Undoing the Dirty Water Rule will also implement the second principle laid out in the new conservation report (Conserve America’s Lands and Waters for the Benefit of All People). Because it sets a baseline of protections that apply everywhere in the U.S., appropriately enforcing the Clean Water Act means that communities that have often been neglected by environmental policymakers have the same rights to protect the small wetlands that help prevent flooded homes as conservationists desiring to protect large, pristine wetland areas for wildlife.

Next, to honor its commitment to tribal nations and promote local solutions, the Biden administration should also undo a regulatory action the Trump EPA took to undermine the authority that states and tribes have to prevent federally-permitted projects from harming their waters. When a project—like a hydro dam, an oil or gas pipeline, or a development or dumping project that fills in a waterway—needs a permit from a federal agency, the Clean Water Act authorizes state or tribal water agencies to stop the project or impose conditions on it to ensure healthy water quality, aquatic habitat, or other important values. Numerous states rely on this authority to regulate activities that fill in wetlands and to impose requirements to mitigate their impacts. However, the Trump EPA issued a regulation that eviscerated this important requirement, prompting 20 states to sue. The new leaders at EPA can and must reverse the Trump rule so that states and tribes once again can take a leading role in the conservation of their wetlands.

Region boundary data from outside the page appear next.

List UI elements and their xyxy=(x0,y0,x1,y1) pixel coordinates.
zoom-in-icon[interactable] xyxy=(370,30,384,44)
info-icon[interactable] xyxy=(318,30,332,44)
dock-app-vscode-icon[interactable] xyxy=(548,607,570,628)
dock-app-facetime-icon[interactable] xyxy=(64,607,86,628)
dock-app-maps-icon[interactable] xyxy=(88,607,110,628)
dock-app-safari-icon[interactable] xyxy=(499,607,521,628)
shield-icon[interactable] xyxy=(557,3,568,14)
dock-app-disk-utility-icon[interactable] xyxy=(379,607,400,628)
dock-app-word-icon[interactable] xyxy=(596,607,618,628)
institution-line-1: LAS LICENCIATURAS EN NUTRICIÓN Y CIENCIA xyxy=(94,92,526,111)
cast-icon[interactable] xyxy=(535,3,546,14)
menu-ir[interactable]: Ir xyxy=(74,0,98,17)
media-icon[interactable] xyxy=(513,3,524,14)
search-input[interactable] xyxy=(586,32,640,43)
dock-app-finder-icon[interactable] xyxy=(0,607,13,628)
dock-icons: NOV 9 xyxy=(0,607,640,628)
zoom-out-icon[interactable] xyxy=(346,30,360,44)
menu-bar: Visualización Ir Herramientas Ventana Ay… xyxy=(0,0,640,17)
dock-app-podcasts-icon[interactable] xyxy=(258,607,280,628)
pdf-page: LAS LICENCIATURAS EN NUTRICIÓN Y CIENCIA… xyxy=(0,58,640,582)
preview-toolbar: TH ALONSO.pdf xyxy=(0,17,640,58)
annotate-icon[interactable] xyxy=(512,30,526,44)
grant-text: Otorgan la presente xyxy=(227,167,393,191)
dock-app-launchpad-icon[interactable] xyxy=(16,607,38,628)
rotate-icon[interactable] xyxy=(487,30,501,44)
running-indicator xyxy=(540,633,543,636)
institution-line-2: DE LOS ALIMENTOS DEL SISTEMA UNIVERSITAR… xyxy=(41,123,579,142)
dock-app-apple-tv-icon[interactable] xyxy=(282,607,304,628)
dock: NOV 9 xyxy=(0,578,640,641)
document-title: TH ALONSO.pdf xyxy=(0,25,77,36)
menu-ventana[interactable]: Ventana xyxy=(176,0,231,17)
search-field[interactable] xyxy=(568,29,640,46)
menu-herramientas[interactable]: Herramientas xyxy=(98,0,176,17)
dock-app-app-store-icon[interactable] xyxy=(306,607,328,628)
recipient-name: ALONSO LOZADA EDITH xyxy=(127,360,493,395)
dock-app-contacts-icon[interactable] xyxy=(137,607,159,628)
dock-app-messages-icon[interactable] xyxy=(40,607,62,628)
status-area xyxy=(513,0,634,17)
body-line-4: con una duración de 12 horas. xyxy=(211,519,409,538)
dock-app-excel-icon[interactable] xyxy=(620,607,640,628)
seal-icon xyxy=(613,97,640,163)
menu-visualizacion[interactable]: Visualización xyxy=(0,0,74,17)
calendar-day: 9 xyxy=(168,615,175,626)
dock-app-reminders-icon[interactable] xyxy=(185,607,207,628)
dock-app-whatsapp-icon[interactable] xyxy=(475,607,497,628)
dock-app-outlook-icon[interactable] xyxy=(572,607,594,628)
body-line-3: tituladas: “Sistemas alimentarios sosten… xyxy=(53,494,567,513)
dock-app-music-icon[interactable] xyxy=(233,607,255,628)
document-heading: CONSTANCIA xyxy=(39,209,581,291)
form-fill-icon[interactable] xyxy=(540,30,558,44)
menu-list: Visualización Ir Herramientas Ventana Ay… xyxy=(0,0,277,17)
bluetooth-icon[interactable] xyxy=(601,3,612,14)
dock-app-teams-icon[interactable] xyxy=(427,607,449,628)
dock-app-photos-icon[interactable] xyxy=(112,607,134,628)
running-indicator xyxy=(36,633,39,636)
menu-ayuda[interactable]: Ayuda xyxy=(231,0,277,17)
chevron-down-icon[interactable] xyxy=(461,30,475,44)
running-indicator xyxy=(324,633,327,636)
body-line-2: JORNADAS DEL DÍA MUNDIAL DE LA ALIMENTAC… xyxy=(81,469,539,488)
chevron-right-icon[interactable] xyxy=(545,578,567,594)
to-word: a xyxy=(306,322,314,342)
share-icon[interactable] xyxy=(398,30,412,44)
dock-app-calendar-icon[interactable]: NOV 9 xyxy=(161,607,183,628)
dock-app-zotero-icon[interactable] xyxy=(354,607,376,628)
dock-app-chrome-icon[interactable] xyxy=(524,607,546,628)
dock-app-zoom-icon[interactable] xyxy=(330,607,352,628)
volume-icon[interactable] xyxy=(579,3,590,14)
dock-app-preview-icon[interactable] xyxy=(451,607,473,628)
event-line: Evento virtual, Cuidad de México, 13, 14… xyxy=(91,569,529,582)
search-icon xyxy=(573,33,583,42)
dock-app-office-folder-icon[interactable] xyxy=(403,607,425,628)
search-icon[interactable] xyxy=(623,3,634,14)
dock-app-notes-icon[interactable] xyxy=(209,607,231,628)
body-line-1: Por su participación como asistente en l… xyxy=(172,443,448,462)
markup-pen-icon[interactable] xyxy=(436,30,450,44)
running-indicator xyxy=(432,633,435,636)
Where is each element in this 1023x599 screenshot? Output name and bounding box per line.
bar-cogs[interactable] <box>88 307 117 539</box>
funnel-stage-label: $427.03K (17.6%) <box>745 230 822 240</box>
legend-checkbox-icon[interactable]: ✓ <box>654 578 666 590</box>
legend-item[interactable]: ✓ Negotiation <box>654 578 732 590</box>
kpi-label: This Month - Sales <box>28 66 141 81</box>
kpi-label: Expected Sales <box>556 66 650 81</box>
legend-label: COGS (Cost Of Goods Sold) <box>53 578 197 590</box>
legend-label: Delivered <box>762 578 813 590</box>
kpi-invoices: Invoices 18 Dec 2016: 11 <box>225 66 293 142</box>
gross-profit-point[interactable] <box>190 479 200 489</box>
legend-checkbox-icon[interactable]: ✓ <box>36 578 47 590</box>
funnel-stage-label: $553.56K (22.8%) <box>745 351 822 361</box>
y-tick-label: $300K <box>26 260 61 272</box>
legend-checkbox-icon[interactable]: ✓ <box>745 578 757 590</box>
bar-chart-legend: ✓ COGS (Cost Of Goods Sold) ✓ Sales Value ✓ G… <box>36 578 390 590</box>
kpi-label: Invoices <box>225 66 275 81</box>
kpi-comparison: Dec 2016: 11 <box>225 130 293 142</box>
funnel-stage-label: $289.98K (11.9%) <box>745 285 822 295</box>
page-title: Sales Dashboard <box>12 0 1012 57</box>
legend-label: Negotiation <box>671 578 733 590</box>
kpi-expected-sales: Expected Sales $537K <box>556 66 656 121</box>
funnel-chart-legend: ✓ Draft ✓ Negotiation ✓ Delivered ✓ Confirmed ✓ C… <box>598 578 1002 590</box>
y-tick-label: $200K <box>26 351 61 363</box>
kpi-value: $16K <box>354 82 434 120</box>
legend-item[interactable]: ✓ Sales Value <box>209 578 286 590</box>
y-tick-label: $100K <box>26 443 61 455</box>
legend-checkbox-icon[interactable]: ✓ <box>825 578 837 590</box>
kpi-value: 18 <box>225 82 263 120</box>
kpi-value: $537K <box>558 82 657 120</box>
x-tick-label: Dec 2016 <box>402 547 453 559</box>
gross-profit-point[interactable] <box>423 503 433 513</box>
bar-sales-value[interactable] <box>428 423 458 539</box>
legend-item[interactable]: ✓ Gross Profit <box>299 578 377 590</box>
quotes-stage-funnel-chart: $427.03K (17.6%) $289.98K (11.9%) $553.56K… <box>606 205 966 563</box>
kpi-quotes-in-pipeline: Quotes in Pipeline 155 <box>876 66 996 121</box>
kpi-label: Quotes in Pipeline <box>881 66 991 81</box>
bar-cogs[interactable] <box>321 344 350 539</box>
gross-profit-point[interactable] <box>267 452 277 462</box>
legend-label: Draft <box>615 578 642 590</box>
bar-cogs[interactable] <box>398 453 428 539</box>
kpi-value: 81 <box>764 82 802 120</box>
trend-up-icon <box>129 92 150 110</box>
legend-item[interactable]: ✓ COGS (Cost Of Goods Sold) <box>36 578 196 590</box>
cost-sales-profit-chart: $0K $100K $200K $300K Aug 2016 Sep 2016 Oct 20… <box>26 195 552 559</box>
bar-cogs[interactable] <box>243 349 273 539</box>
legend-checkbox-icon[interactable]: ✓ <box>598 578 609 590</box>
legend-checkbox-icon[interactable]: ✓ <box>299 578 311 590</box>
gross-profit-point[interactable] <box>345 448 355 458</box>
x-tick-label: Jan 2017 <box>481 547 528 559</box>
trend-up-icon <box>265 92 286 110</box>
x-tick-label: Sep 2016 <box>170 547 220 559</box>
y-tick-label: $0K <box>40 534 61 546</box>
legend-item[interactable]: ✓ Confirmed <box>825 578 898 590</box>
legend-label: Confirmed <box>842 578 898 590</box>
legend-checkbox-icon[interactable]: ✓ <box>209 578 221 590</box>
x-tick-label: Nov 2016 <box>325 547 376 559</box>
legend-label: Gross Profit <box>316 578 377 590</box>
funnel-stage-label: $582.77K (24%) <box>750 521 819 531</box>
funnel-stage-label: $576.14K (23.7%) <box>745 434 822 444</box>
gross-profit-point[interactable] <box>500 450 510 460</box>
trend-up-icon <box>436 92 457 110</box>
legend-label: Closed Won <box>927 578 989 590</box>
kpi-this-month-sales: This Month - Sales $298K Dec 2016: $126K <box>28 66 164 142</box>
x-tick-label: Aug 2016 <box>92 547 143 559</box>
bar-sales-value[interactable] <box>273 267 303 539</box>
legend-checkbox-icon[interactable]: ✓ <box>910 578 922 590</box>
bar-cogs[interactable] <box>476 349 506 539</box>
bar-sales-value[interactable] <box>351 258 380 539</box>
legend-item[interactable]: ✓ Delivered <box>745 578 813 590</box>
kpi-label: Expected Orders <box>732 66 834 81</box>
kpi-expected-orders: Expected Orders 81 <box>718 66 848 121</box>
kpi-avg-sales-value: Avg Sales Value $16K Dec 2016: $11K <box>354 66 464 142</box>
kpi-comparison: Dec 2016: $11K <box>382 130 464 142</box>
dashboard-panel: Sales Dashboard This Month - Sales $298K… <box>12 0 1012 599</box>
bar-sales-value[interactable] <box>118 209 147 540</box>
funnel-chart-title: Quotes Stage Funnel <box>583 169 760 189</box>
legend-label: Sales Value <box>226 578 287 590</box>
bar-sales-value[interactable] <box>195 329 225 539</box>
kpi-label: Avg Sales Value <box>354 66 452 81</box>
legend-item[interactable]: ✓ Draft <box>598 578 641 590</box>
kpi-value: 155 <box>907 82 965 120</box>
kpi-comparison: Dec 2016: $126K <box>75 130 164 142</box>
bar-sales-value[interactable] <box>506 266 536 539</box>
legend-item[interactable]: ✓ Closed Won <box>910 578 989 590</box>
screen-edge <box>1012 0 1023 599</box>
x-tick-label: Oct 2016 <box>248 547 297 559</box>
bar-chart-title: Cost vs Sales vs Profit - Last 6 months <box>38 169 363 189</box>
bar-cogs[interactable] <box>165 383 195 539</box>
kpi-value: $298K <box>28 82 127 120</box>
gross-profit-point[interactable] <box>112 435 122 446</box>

But fixing federal regulatory rollbacks are just part of what we need to do to achieve our wetlands conservation goals. The country also needs to invest in programs that incentivize wetlands protection by private landowners. For example, we should provide significant funds to the Agricultural Conservation Easement Program in the Farm Bill; this program provides funds to secure permanent or long-term easements to restore, protect, or enhance wetlands on private or tribal land. Similarly, we should provide support to the Federal Emergency Management Agency’s Hazard Mitigation Assistance programs, namely the Hazard Mitigation Grant Program, the Flood Mitigation Assistance Program, and the Building Resilient Infrastructure and Communities Program. These programs aim to reduce flooding risks and can be used for wetlands restoration and other “natural infrastructure.” In addition, EPA administers multiple funding programs authorized by the Clean Water Act that could support wetlands conservation, including one that helps pay for projects that reduce so-called “non-point” pollution (like runoff from agricultural fields) and several programs designed to improve iconic watersheds like the Great Lakes, Chesapeake Bay, Puget Sound, and more.

Stepping up our national commitment to wetlands protections is not just good environmental policy. Investing in wetlands restoration can also help the nation recover from the ongoing financial crisis. According to one report, preservation and restoration actions to account for wetland and stream impacts, typically required under the Clean Water Act, lead to “compensatory mitigation investments total[ing] an estimated $1.3 to $4.0 billion annually.” The same analysis provided job estimates for four studies of wetland restoration and noted that those studies found between 6.8 and 29.0 jobs per $1 million invested in wetland projects.